Le secrétariat d’État de l’enseignement supérieur et de la recherche n’a pas réduit ses subventions aux recherches sur le développement durable. Les diminutions que vous évoquez ont été décidées par le ministère de l’écologie, du développement durable et de l’énergie. Celui-ci a baissé le montant de ses subventions à l’ADEME parce qu’elle dispose d’autres ressources, qui lui permettent de conserver un budget constant.

La subvention au CEA n’a pas augmenté, mais il a fallu financer les investissements non budgétés, qui découlent des mesures post-Fukushima préconisées par l’Autorité de sûreté nucléaire. Un changement d’assiette est intervenu par ailleurs. Ces facteurs étant pris en compte, le budget du CEA est stabilisé. Il est conforme sinon au COM, du moins au plan de développement à moyen et long terme (PMLT), sur lequel nous avons travaillé pendant dix-huit mois avec les responsables de l’instance. Le prochain administrateur général, dont le mandat commencera en janvier, négociera avec chacune de ses administrations de tutelle la part du COM qui en dépend. Il est vrai que le COM précédent n’était pas cohérent avec le PMLT, et que cela pose un problème de visibilité.

La recherche, qui bénéficie de moyens constants, doit s’organiser plus efficacement, ce à quoi visent les regroupements que nous avons mis en place. Certaines unités mixtes de recherche dépendent de trois tutelles différentes en matière de ressources humaines et de logistique. D’autres ont quatre systèmes informatiques différents. Est-ce le meilleur moyen d’optimiser leur gestion ? Il faut gagner en cohérence et, sans brutalité, homogénéiser les moyens généraux.

Le Centre scientifique et technique du bâtiment (CSTB) relève de l’autorité de Mme Royal. J’observe que la volonté de rénovation thermique est très forte. Des industriels français développent des logiciels intelligents permettant, pour un coût réduit, d’éteindre l’électricité à distance ou de ne mettre le chauffage en route que lorsqu’on en a besoin, ce qui permet des économies spectaculaires. Des expérimentations ont été menées ; il est temps d’aller plus loin.

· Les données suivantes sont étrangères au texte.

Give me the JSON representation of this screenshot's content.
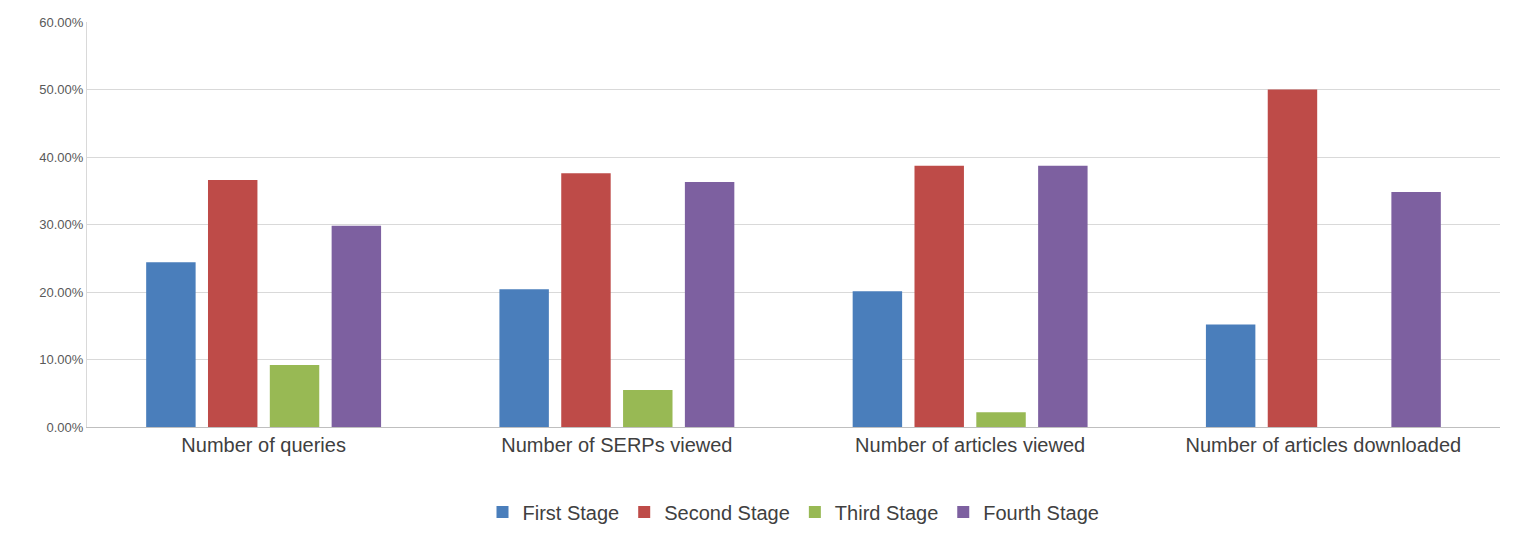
{
  "chart_data": {
    "type": "bar",
    "categories": [
      "Number of queries",
      "Number of SERPs viewed",
      "Number of articles viewed",
      "Number of articles downloaded"
    ],
    "series": [
      {
        "name": "First Stage",
        "color": "#4a7ebb",
        "values": [
          24.4,
          20.4,
          20.1,
          15.2
        ]
      },
      {
        "name": "Second Stage",
        "color": "#be4b48",
        "values": [
          36.6,
          37.6,
          38.7,
          50.0
        ]
      },
      {
        "name": "Third Stage",
        "color": "#98b954",
        "values": [
          9.2,
          5.5,
          2.2,
          0
        ]
      },
      {
        "name": "Fourth Stage",
        "color": "#7d60a0",
        "values": [
          29.8,
          36.3,
          38.7,
          34.8
        ]
      }
    ],
    "ylim": [
      0,
      60
    ],
    "yticks": [
      {
        "value": 0,
        "label": "0.00%"
      },
      {
        "value": 10,
        "label": "10.00%"
      },
      {
        "value": 20,
        "label": "20.00%"
      },
      {
        "value": 30,
        "label": "30.00%"
      },
      {
        "value": 40,
        "label": "40.00%"
      },
      {
        "value": 50,
        "label": "50.00%"
      },
      {
        "value": 60,
        "label": "60.00%"
      }
    ],
    "grid": true,
    "legend": "bottom"
  }
}
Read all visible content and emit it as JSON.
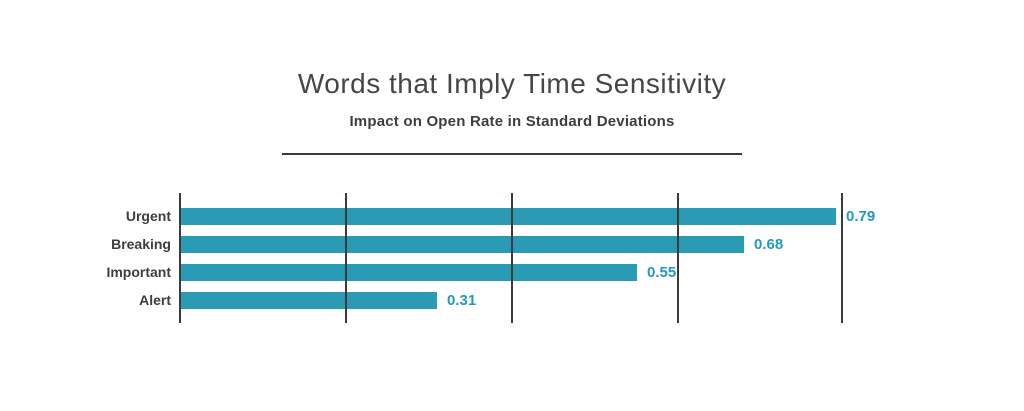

M. Emeric Bréhier. Je ne vous surprendrai pas, madame la secrétaire d’État, en annonçant que le groupe socialiste votera les crédits de la MIRES. Je tiens toutefois à formuler deux réserves.

Si grand que soit votre désir de renforcer l’intégration professionnelle des docteurs, le Conseil d’État a récemment remis en cause les mesures relatives à la haute fonction publique, prévues par la loi de juillet 2013. À ses yeux, la formation et le statut de docteur ne sauraient constituer un avantage permanent et décisif dans l’accès aux carrières ou dans leur déroulement. Voilà qui inspire quelques doutes sur le désir qu’à la haute fonction publique de prendre ce diplôme en compte. Les docteurs pourront du moins être accueillis dans l’industrie, puisque 1 400 CIFRE seront signés en 2015. Bénéficieront-ils de l’intérêt des administrations locales ?

Par ailleurs, je regrette que la baisse des crédits d’investissement alloués à des opérations de grosse maintenance risque d’empêcher la réhabilitation, pourtant indispensable, des espaces non concernés par le plan Campus.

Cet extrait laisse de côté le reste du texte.